The buttons come back in. Theoretically you can also paint the buttons as you like, there is no limit to your creativity. Then the rubber attachments are fastened again.

At this point I would check that the buttons are all in the right place and that the rubbers are stretched well over the buttons. If something is wrong, it’s easy to weed out now. If a mistake only becomes apparent after later steps, you’ll be unnecessarily annoyed.

The touchpad and share/options buttons are coming back in as well. I used the red shell again. The inner workings come back into the shell. Now the screwing is due again. If you are using a new shell, screwing may be a little harder. After all, the screw is also drilled into the plastic of the shell, which may cause a little resistance the first time.

The touchpad is connected again. Grab the blue auxiliary strip again - with pliers, tweezers or fingers - and insert it into the corresponding device.

Now it’s best to turn the controller over and check all the buttons for function.
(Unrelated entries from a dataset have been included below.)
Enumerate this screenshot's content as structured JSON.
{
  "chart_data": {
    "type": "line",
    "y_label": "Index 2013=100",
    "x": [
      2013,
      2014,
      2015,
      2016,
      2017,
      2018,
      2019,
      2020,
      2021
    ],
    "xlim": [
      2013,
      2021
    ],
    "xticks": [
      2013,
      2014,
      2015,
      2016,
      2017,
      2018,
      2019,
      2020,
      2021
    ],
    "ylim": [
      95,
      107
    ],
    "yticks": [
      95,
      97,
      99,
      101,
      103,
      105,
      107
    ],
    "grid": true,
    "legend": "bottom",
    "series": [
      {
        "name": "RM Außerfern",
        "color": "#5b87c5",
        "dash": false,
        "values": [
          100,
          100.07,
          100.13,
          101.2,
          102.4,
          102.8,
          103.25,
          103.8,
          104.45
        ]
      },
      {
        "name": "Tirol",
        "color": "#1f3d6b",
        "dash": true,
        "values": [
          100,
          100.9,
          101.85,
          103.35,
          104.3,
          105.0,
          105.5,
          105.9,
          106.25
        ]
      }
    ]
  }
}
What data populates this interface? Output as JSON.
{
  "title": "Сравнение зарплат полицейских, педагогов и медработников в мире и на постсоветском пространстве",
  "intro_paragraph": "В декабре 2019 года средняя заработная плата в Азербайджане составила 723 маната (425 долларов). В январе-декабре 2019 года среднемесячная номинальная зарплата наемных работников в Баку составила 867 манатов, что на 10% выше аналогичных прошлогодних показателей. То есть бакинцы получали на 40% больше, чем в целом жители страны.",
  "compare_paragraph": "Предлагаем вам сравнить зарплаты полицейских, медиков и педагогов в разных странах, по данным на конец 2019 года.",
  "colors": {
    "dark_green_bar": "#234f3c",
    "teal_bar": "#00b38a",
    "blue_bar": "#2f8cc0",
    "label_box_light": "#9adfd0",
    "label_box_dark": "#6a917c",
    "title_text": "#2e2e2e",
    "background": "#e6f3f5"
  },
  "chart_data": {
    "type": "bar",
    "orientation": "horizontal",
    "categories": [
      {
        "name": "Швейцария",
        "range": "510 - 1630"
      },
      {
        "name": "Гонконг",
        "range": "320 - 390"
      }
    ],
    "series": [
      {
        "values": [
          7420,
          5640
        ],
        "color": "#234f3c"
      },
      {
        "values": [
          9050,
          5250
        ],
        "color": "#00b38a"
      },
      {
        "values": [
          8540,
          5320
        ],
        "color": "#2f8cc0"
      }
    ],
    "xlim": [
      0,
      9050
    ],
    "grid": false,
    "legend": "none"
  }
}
Do all buttons, sticks and triggers have the same feel as before? Then you can move on.

Put the battery back in its designated place and put the reset button back in.

Plugs in the battery - easy peasy.

Now the back shell comes into play again. Best lay it out as shown in the picture.

Now connect the light again. This is relatively easy to do by hand. Make sure that the contacts point to the right side. Theoretically, you can skip this step, but then the lamp won’t light up and you’ll probably save some battery power. The problem is that the mini-USB port is also connected to it. If you don’t connect the cable, you won’t be able to charge the controller - stupid.

Now put the shell back on and press it closed if everything fits. One last check to make sure everything works as it should and then you can screw it back on. The new controller is ready!

Problem: One or both triggers came off.

Since this also happened to me on the first try, I’ll describe again how to solve this problem. If you push the triggers in when you take the shells apart, it really shouldn’t happen, but it is possible for them to come off.

Make sure the rubber is properly seated before inserting. If it is not, the corresponding trigger will not be able to be pushed all the way through. Put the spring on the trigger. If R2 is off, put the spring on the right side. With L2 it goes on the left side

Fiddle the spring into the small notch on the controller. This is a bit tedious and may take a few tries.

Once it’s in and the whole thing looks like the picture, you can use a little force to snap the trigger into place, which solves the problem. I read a lot of scaremongering beforehand about being careful not to take the trigger out. In fact, this is a really small problem that can be solved very quickly. So if it happens to you - no big deal at all. Just follow the steps until you get to the second to last step. Before you put the back shell on, put the trigger back in.

PS4 controller modding may look like a lot of work, but you can be sure that even the first attempt will take half an hour at most. The more often you go through this procedure, the faster you’ll be able to swap out your desired parts. So whether you want to replace your sticks, paint or change the shell, change the battery, or simply clean dirt off individual parts - it’s worth it. I would be very grateful for any advice on recommendable stores and other tips. If you have problems with the procedure, I can try to help you. If you are especially proud of your modified controller, feel free to share pictures of the pad with us, we would be happy!